Today designers are beginning to explore fashion applications for cork. Cork Fabric or Cork leather is being developed into everything from performance athletic gear to bulletproof vests and space suits. In fact plant-based leathers are the hottest trend in sustainable fashion. Cork is durable, a great insulator and is naturally stain resistant and water repellent making it an ideal material for bags and small leather goods.
A collaborative project to eradicate Thailand's waterways of the highly invasive water hyacinth, while providing jobs to artisans. Water Hyacinth is one of the fastest growing plants, through mankind it has made its way around the world to become a nasty, invasive species on our planet. A single hectare can contain more than 360 metric tons of plant biomass. Considered a noxious weed species in more than 50 countries, it is populates rapidly and negatively affects the surrounding environment.
Water hyacinth is used for making textiles, paper and for camouflaging fish traps. It ferments rapidly due to its high water content and can supply biomass for biogas production.
EUROFLAX ORGANIC LINEN
Not only is fix the oldest fiber known to be used by humans, but it is one of the most sustainable fibers you can use as well. Traditionally, every part of the earth friendly flax plant has been used to create worthwhile products - nothing is waster and production is cost effective.
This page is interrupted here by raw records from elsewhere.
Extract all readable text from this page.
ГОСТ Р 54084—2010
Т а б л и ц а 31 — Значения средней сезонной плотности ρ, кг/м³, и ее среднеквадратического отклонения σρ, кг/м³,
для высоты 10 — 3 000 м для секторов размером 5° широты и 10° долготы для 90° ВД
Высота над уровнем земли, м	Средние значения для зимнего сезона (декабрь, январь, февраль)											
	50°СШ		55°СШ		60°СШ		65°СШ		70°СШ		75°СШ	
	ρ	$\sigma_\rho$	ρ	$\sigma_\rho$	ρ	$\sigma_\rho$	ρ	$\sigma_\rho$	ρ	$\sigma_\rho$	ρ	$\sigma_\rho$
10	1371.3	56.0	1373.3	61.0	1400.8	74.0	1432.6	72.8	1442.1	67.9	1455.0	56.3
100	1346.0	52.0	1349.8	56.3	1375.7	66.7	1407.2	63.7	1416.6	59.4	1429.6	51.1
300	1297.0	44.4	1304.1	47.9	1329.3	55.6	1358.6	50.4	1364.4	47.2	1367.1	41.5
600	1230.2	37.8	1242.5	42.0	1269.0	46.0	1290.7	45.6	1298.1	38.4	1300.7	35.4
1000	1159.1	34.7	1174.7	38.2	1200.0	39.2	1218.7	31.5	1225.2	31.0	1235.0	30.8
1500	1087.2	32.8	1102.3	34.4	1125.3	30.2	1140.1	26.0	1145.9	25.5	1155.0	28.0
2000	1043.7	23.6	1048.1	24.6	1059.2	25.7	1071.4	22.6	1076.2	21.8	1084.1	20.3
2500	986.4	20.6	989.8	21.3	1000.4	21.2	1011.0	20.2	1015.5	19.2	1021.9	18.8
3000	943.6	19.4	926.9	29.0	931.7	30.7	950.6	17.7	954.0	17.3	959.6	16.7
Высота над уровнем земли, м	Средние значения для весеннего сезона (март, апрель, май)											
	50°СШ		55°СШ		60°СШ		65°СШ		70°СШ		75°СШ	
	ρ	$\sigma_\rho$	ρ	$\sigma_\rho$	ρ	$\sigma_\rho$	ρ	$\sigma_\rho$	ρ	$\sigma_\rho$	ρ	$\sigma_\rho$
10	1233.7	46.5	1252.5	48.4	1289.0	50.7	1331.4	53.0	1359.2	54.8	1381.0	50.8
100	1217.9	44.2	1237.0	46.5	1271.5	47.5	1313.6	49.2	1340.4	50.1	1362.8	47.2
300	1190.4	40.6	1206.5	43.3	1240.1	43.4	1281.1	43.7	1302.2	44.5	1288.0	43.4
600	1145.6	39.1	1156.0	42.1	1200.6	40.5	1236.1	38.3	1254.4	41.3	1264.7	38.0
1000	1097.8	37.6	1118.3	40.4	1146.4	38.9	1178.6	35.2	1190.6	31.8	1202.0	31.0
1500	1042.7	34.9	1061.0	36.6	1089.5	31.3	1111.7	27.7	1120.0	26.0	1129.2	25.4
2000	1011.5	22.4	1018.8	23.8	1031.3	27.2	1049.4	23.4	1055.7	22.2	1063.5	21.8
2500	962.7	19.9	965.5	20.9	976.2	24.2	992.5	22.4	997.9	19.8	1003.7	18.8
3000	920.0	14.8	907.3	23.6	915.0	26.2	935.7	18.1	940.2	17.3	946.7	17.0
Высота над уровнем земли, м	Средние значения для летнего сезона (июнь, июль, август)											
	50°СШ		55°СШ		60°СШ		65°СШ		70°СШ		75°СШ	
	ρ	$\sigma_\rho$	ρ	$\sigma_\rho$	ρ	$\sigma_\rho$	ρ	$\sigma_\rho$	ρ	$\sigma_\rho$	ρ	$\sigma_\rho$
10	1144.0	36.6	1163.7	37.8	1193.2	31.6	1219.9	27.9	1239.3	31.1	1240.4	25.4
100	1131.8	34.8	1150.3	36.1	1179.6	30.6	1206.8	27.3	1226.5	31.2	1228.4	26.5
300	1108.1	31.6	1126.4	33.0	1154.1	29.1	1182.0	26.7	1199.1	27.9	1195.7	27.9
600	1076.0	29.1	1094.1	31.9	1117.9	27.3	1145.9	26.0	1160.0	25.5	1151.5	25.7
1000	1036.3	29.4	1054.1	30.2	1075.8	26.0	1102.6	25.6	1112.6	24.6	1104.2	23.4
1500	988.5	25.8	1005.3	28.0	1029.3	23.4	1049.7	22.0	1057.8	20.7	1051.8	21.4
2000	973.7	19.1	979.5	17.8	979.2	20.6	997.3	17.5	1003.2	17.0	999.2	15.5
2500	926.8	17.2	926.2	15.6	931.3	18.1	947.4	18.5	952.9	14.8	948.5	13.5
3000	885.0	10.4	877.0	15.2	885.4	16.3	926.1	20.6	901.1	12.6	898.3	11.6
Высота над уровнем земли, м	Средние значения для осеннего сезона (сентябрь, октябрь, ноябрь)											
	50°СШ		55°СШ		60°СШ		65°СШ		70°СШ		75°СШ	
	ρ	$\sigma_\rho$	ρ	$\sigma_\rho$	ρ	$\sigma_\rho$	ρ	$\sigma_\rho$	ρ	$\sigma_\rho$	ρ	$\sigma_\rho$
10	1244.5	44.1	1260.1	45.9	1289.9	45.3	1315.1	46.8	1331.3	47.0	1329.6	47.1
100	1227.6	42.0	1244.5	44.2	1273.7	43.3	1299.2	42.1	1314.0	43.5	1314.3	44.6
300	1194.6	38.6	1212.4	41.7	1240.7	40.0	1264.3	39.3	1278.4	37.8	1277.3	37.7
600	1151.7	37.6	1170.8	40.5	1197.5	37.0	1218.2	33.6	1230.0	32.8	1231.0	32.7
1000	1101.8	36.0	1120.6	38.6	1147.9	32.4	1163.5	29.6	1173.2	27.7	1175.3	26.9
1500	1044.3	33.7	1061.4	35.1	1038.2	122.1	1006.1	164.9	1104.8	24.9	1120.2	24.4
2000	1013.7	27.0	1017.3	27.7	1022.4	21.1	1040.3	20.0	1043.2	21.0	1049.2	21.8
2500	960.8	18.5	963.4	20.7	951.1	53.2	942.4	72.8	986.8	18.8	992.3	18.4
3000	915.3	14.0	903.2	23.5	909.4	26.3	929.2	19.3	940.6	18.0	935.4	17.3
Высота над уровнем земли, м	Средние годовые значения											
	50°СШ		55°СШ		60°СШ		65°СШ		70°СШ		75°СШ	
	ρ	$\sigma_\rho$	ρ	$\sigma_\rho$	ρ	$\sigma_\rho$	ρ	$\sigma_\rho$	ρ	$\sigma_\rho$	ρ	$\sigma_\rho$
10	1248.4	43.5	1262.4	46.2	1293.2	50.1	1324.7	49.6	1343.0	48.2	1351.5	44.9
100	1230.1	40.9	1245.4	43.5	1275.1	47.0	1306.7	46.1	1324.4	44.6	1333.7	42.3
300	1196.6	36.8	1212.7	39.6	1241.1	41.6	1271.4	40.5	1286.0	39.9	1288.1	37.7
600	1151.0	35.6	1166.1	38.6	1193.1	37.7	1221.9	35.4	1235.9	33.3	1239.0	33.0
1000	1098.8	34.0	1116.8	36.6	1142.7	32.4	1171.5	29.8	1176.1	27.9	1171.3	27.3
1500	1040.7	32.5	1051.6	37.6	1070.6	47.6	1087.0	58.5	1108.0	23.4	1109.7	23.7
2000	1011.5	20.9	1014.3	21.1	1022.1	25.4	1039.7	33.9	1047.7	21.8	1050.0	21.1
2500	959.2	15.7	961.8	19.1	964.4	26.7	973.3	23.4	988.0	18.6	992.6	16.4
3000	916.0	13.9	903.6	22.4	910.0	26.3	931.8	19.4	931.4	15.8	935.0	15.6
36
Flax is used to create our 100% Euroflax Linen shirts. We love linen for it is intrinsically hypoallergenic, anti-bacterial fabric with a soothing hand. It also has great thermo regulating properties, providing coolness in hot weather and warmth in cool weather.
In working with artisans to execute our designs, we are supporting centuries old practices passed down from generation to generation by families. Through these practices, we are helping to create job opportunities in remote and impoverished areas.